Bachelor project: Bias-dependence
Determining the spin-torque bias dependence of the spin-transfer torques in MgO-based magnetic tunnel junctions
A spin-polarized current flowing through a ferromagnet exerts a torque on the magnetization at the nanoscale, thereby providing means of manipulating it. In a nano-size magnet, spin-transfer torques can induce either magnetization reversal or steady-state precession. These phenomena have been proposed as write method for non-volatile magnetic memory devices and operating mechanism for tuneable radio-frequency nano-oscillators, respectively. Given their good scaling perspectives, spin-torque devices have recently been identified as one of the prime candidates for beyond Moore technologies. Spin-torque devices based on MgO-based magnetic tunnel junctions show great promise for applications, although fundamental questions remain to be answered.
In particular, recent theoretical models predicted that the bias dependence of the spin-transfer torque, as well as its magnitude, depends on a variety of factors, such as the symmetry of the structure, the respective layer thicknesses involved, the magnitude of the exchange splitting, the type and distribution of interfacial defects and/or the density of states’ energy dependence. Partially conflicting experimental results have been reported, obtained by several groups based on different approaches.

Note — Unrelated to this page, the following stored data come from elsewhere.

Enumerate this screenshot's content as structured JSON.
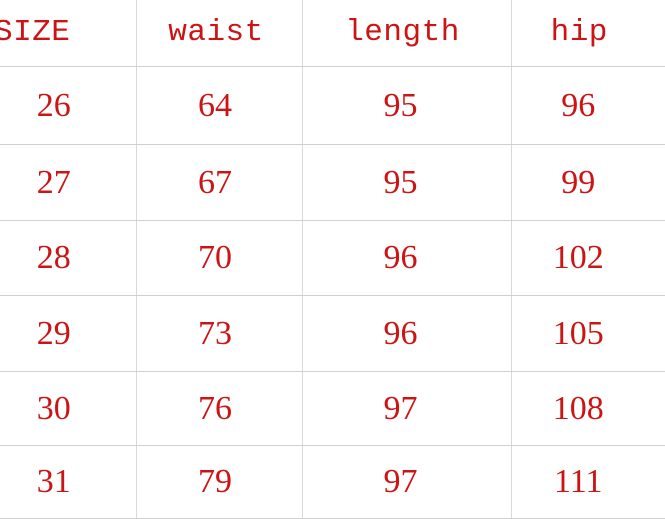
{
  "table": {
    "accent_color": "#cc1414",
    "grid_color": "#d5d5d5",
    "background_color": "#ffffff",
    "headers": [
      {
        "key": "size",
        "label": "SIZE"
      },
      {
        "key": "waist",
        "label": "waist"
      },
      {
        "key": "length",
        "label": "length"
      },
      {
        "key": "hip",
        "label": "hip"
      }
    ],
    "rows": [
      {
        "size": "26",
        "waist": "64",
        "length": "95",
        "hip": "96"
      },
      {
        "size": "27",
        "waist": "67",
        "length": "95",
        "hip": "99"
      },
      {
        "size": "28",
        "waist": "70",
        "length": "96",
        "hip": "102"
      },
      {
        "size": "29",
        "waist": "73",
        "length": "96",
        "hip": "105"
      },
      {
        "size": "30",
        "waist": "76",
        "length": "97",
        "hip": "108"
      },
      {
        "size": "31",
        "waist": "79",
        "length": "97",
        "hip": "111"
      }
    ]
  },
  "chart_data": {
    "type": "table",
    "title": "",
    "columns": [
      "SIZE",
      "waist",
      "length",
      "hip"
    ],
    "rows": [
      [
        "26",
        "64",
        "95",
        "96"
      ],
      [
        "27",
        "67",
        "95",
        "99"
      ],
      [
        "28",
        "70",
        "96",
        "102"
      ],
      [
        "29",
        "73",
        "96",
        "105"
      ],
      [
        "30",
        "76",
        "97",
        "108"
      ],
      [
        "31",
        "79",
        "97",
        "111"
      ]
    ],
    "series": [
      {
        "name": "waist",
        "values": [
          64,
          67,
          70,
          73,
          76,
          79
        ]
      },
      {
        "name": "length",
        "values": [
          95,
          95,
          96,
          96,
          97,
          97
        ]
      },
      {
        "name": "hip",
        "values": [
          96,
          99,
          102,
          105,
          108,
          111
        ]
      }
    ],
    "categories": [
      "26",
      "27",
      "28",
      "29",
      "30",
      "31"
    ],
    "xlabel": "SIZE",
    "ylabel": ""
  }
}
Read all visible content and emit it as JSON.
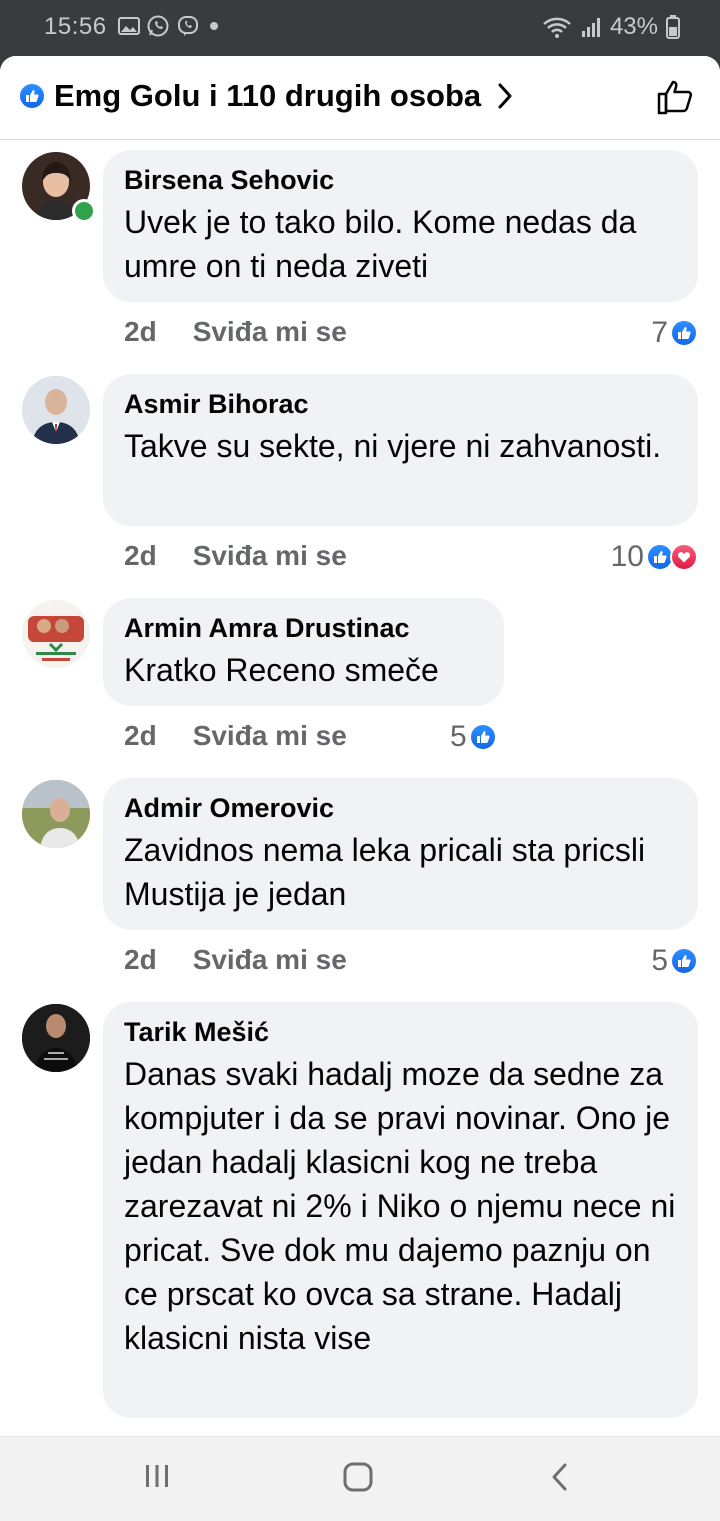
{
  "status_bar": {
    "time": "15:56",
    "battery": "43%",
    "left_icons": [
      "gallery-icon",
      "whatsapp-icon",
      "viber-icon",
      "dot-icon"
    ],
    "right_icons": [
      "wifi-icon",
      "signal-icon",
      "battery-icon"
    ]
  },
  "header": {
    "reactors_label": "Emg Golu i 110 drugih osoba"
  },
  "comments": [
    {
      "author": "Birsena Sehovic",
      "text": "Uvek je to tako bilo. Kome nedas da umre on ti neda ziveti",
      "time": "2d",
      "like_label": "Sviđa mi se",
      "reaction_count": "7",
      "reactions": [
        "like"
      ],
      "online": true
    },
    {
      "author": "Asmir Bihorac",
      "text": "Takve su sekte, ni vjere ni zahvanosti.",
      "time": "2d",
      "like_label": "Sviđa mi se",
      "reaction_count": "10",
      "reactions": [
        "like",
        "love"
      ],
      "online": false
    },
    {
      "author": "Armin Amra Drustinac",
      "text": "Kratko Receno smeče",
      "time": "2d",
      "like_label": "Sviđa mi se",
      "reaction_count": "5",
      "reactions": [
        "like"
      ],
      "online": false
    },
    {
      "author": "Admir Omerovic",
      "text": "Zavidnos nema leka pricali sta pricsli Mustija je jedan",
      "time": "2d",
      "like_label": "Sviđa mi se",
      "reaction_count": "5",
      "reactions": [
        "like"
      ],
      "online": false
    },
    {
      "author": "Tarik Mešić",
      "text": "Danas svaki hadalj moze da sedne za kompjuter i da se pravi novinar. Ono je jedan hadalj klasicni kog ne treba zarezavat ni 2% i Niko o njemu nece ni pricat. Sve dok mu dajemo paznju on ce prscat ko ovca sa strane. Hadalj klasicni nista vise",
      "online": false
    }
  ],
  "colors": {
    "like_blue": "#1877f2",
    "love_red": "#f33e58",
    "bubble_bg": "#f0f2f5",
    "meta_gray": "#65676b",
    "online_green": "#31a24c"
  },
  "nav_bar": {
    "buttons": [
      "recent-apps-icon",
      "home-icon",
      "back-icon"
    ]
  }
}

The focus of this study will be to carry out, for the first time, a direct comparison between two techniques which can be utilize to determine the spin-torque bias dependence, namely spin-torque ferromagnetic resonance, and thermally excited ferromagnetic resonance. Both methods rely on high-frequency magneto-transport measurements. The results will be considered in the context of previously reported experimental results, and will provide means to validate theoretical predictions.